00:12:23.766 And make sure to update these libraries
00:12:27.300 regularly, because problems and security vulnerabilities are
00:12:30.866 found frequently.
00:12:32.000 The best encryption in the world doesn’t
00:12:34.366 help if the endpoints can be
00:12:36.300 compromised and the data stolen before it’s encrypted.
00:12:43.000 This concludes our discussion of secure communications.
00:12:45.600 In the first part, I spoke about
00:12:48.300 the need for secure communication, and some
00:12:50.933 of the challenges and trade-offs in enabling security.
00:12:54.233 In the second part, I discussed the
00:12:57.266 principles of secure communication in abstract terms,
00:13:00.533 talking about symmetric and public key encryption,
00:13:03.800 and how these are combined to give
00:13:07.033 hybrid encryption protocols. I spoke about digital
00:13:10.300 signatures to authenticate data, and about public
00:13:13.566 key infrastructure and certificate authorities.
00:13:16.000 I spoke about the Transport Layer Security
00:13:19.366 protocol, TLS 1.3, that instantiates hybrid encryption
00:13:22.700 and digital signatures into a concrete network
00:13:26.066 protocol, that secures web traffic and other applications.
00:13:29.200 And, finally, I’ve discussed some issues to
00:13:31.900 consider when writing networked applications.
00:13:35.066 Ensuring communications security is a difficult problem.
00:13:39.266 It’s technically difficult, because you need to
00:13:42.566 write extremely robust software, and need to
00:13:44.466 design secure network protocols that use sophisticated
00:13:46.900 cryptographic mechanisms. And it’s politically difficult,
00:13:51.666 because there are some extremely sensitive policy
00:13:54.333 questions around what information should be protected,
00:13:56.966 and against whom.
00:14:00.000 The TLS 1.3 protocol is the current
00:14:02.700 state-of-the-art in secure communications. In the next
00:14:06.466 lecture, we’ll move on to further discuss
00:14:08.566 its limitations, and some of the ways
00:14:11.000 in which people are trying to improve
00:14:12.566 network security and performance.

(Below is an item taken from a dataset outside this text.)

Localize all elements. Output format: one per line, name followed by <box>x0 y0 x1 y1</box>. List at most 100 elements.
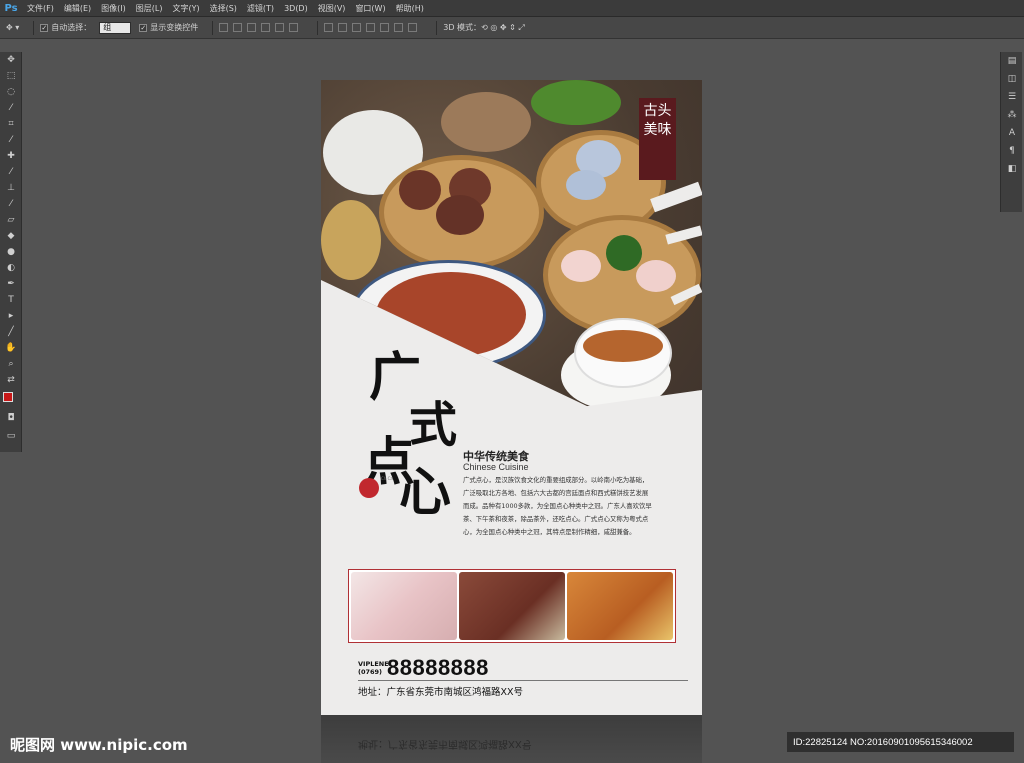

Lecture 3 discussed secure communication. It started with a discussion of the need for security, and the issues with balancing security, privacy, and the needs of law enforcement, regulatory compliance for businesses, and the need to effectively manage networks. It then moved on to discus the principles by which secure communication can be achieved, via a mix of symmetric and public key encryption and digital signatures. And it outlined how these are used in the transport layer security protocol, TLS.
The focus of the discussion will be to check your understanding of the principles of security. How do symmetric and public key encryption work, and how are they combined in practice? And how do digital signatures work? The mathematics behind this work is outside the scope of this course, and will not be discussed, but the principles are important.

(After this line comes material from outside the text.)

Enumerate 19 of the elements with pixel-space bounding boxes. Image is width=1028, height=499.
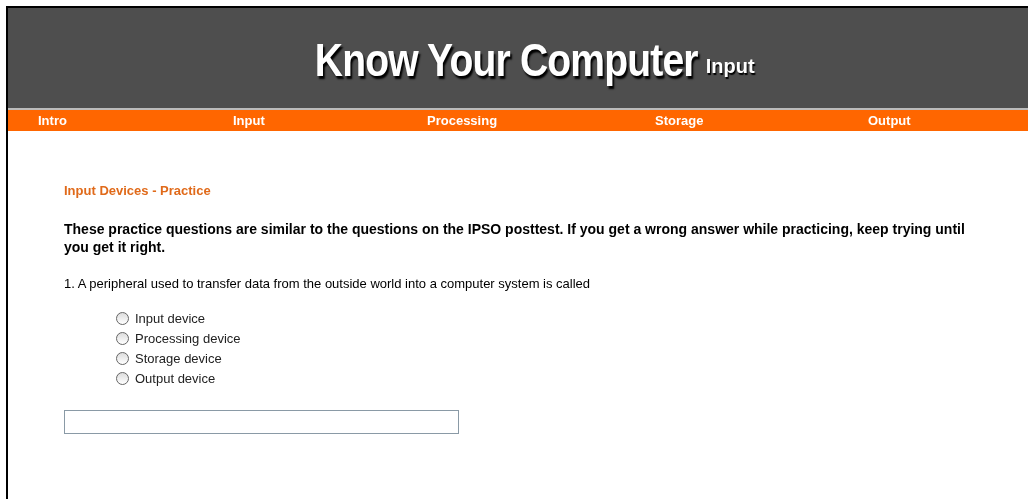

Discussion will also consider how does TLS use these techniques to ensure security. How does the TLS handshake work? What guarantees does TLS provide to applications? How does the use of 0-RTT session resumption change those guarantees and what benefits does it provide in exchange?
Finally, the discussion will also focus on the need to consider the different impacts of providing secure communication. There are clear benefits to providing security, but also some unexpected costs that can lead to tension between users, vendors, network operators, businesses and governments. The discussion will start to highlight some of these issues.